In order to make clear that diphenytriazol activated CYP1A enzymes, not CYP2B or CYP3A, we also analyzed the catalytic activities of the special substrate of CYP3A in rat hepatic microsomal pretreated with diphenytriazol, and observed no significant metabolism. Meantime the metabolic activities of the other substrates of CYP, eg ipriflavone, zolmitriptan and so on, were determined and compared in the microsomes pretreated with diphenytriazol or special inducers of CYP sub-families, respectively. These substrates showed the similar metabolism profile between microsomes pretreated with diphenytriazol and b-naphthoflavone.
All these results proved that diphenytriazol was a novel inducer of CYP1A, and the induction was isoenzyme specific.

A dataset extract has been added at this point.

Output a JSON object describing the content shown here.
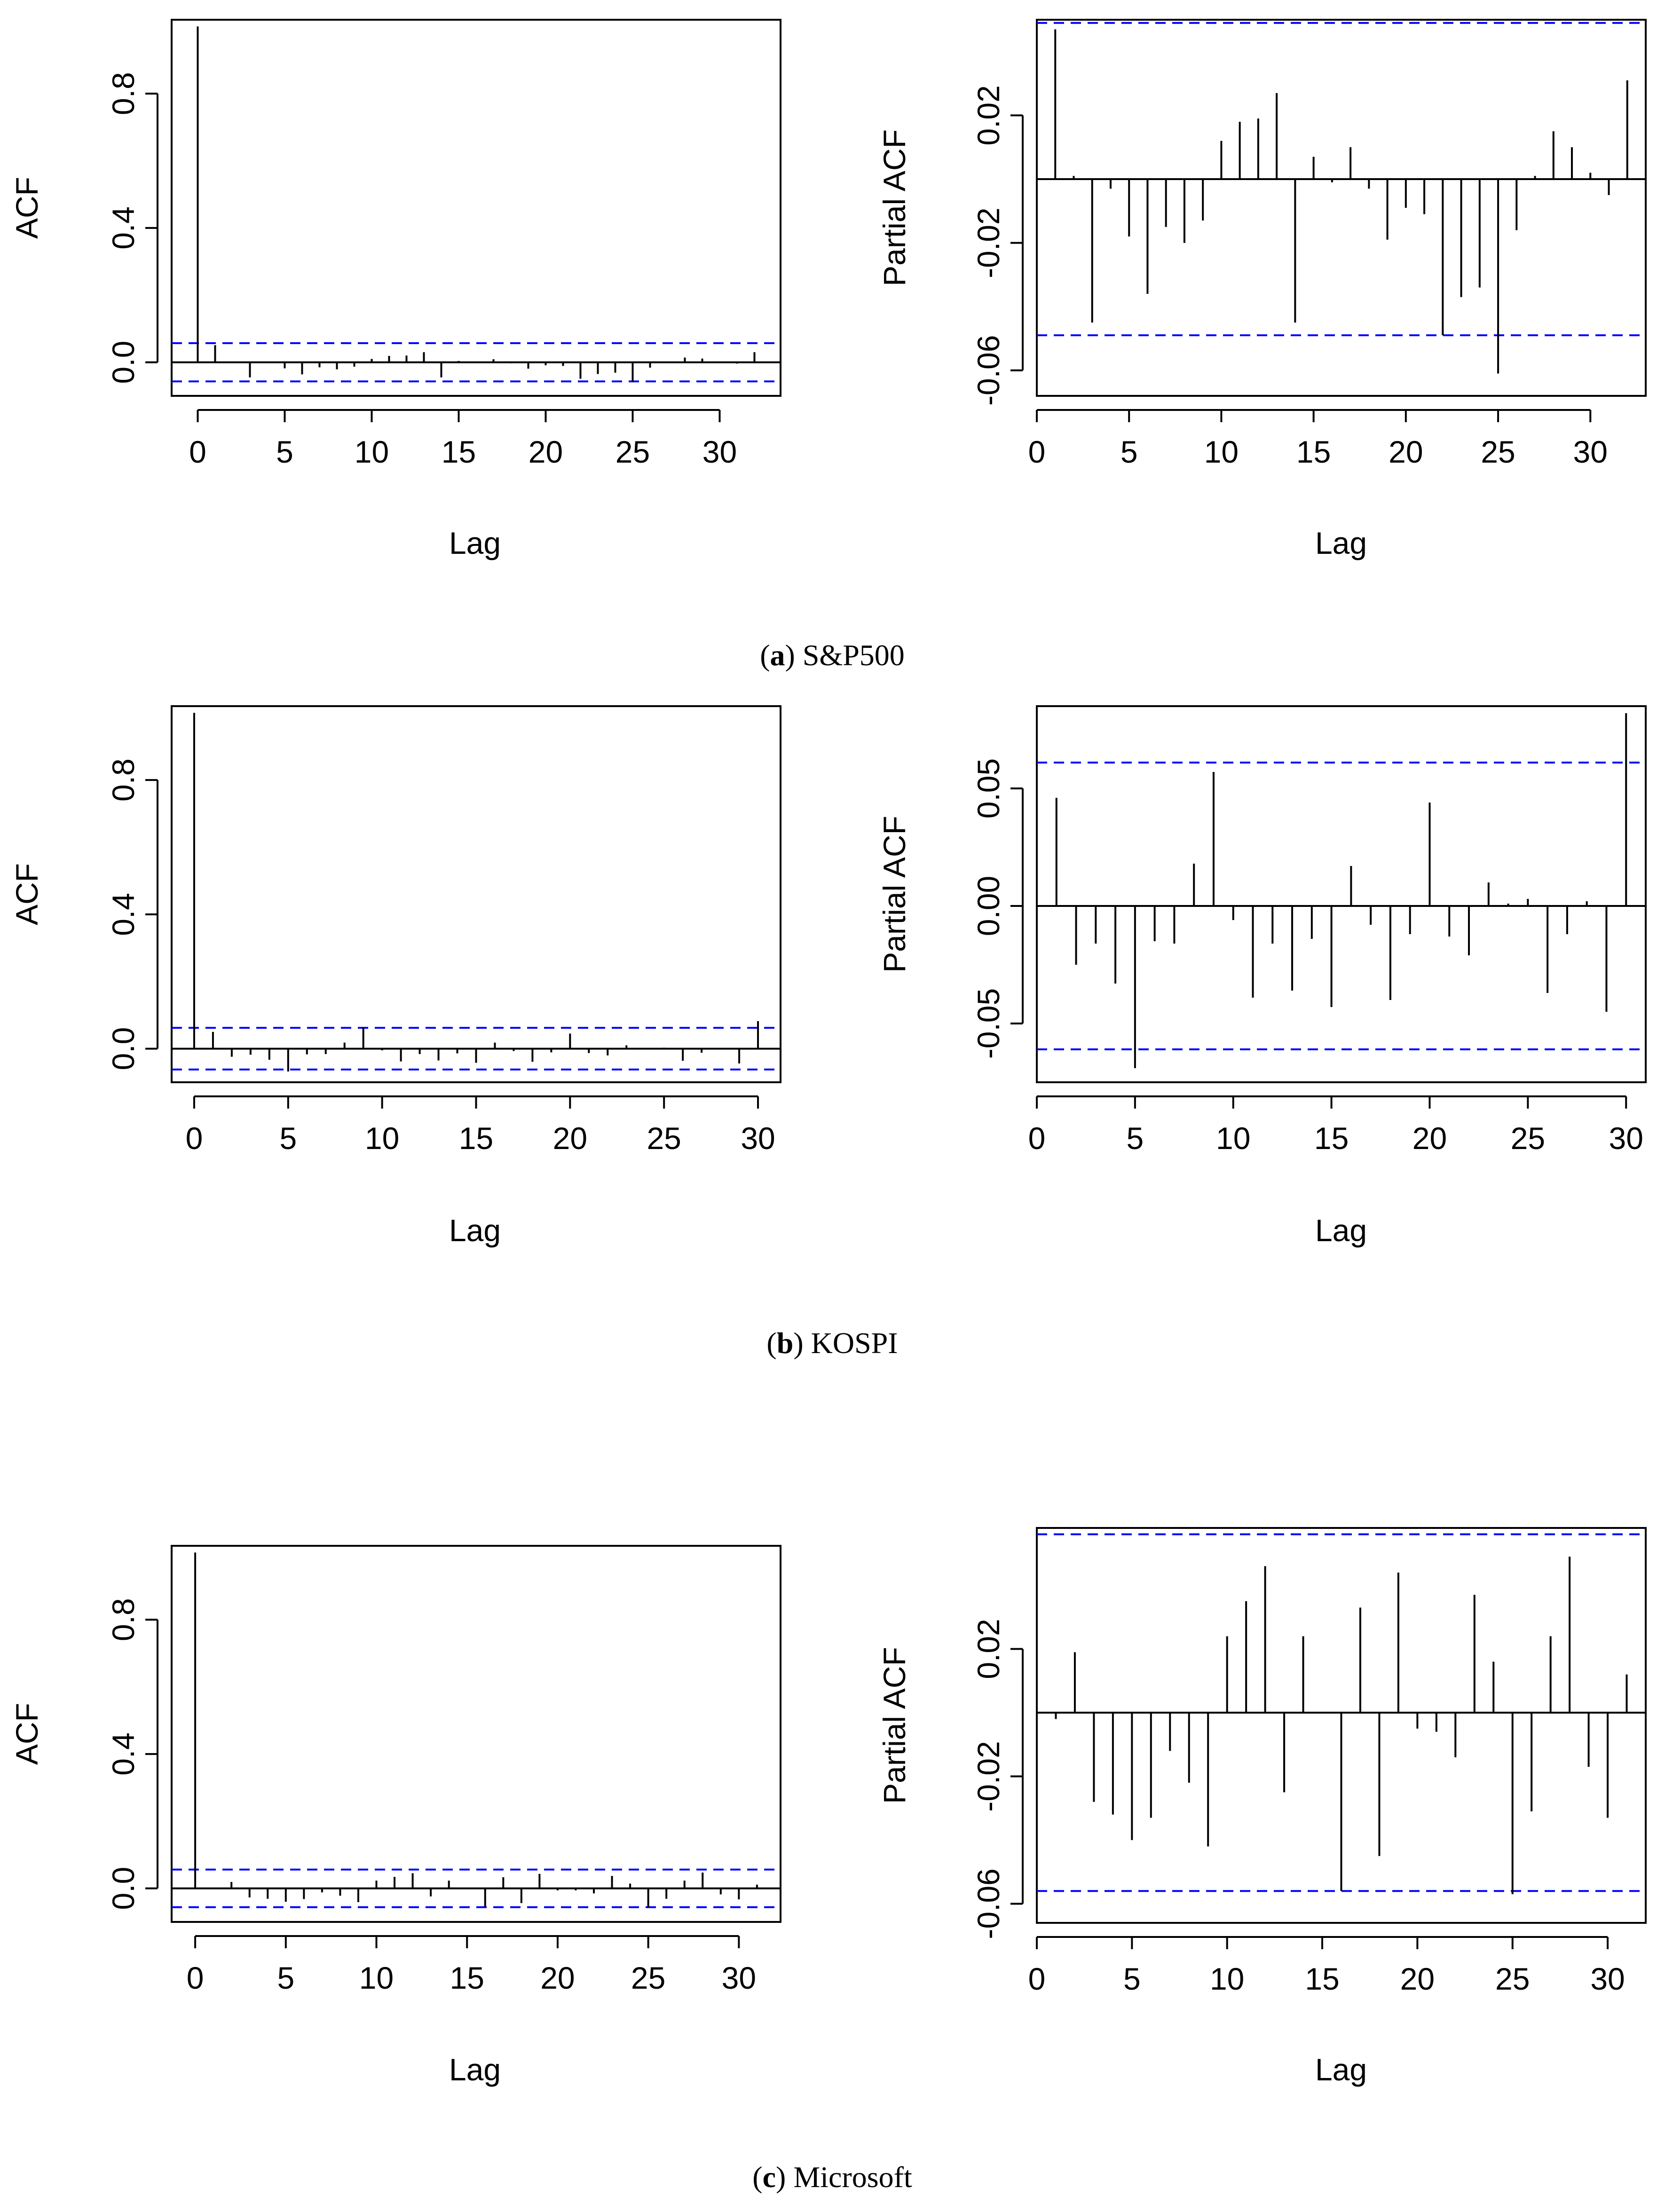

Rat liver microsomal incubation in vitro system is an economical and simple method for preliminary evaluating and screening new molecular entities whether an inducer or inhibitor of CYP enzymes. The experimental results suggest that diphenytriazol worth further investigation, such as obtaining the information about the induction potential of diphenytriazol toward CYP1A1 or CYP1A2 by cell and molecular biology methods, evaluating the ability on metabolic drug-drug interaction in vivo by the inhibitory effects of diphenytriazol toward CYP in vitro and so on. All these will help to successfully develop diphenytriazol to a drug in the market and to instruct clinical secure and efficient medication.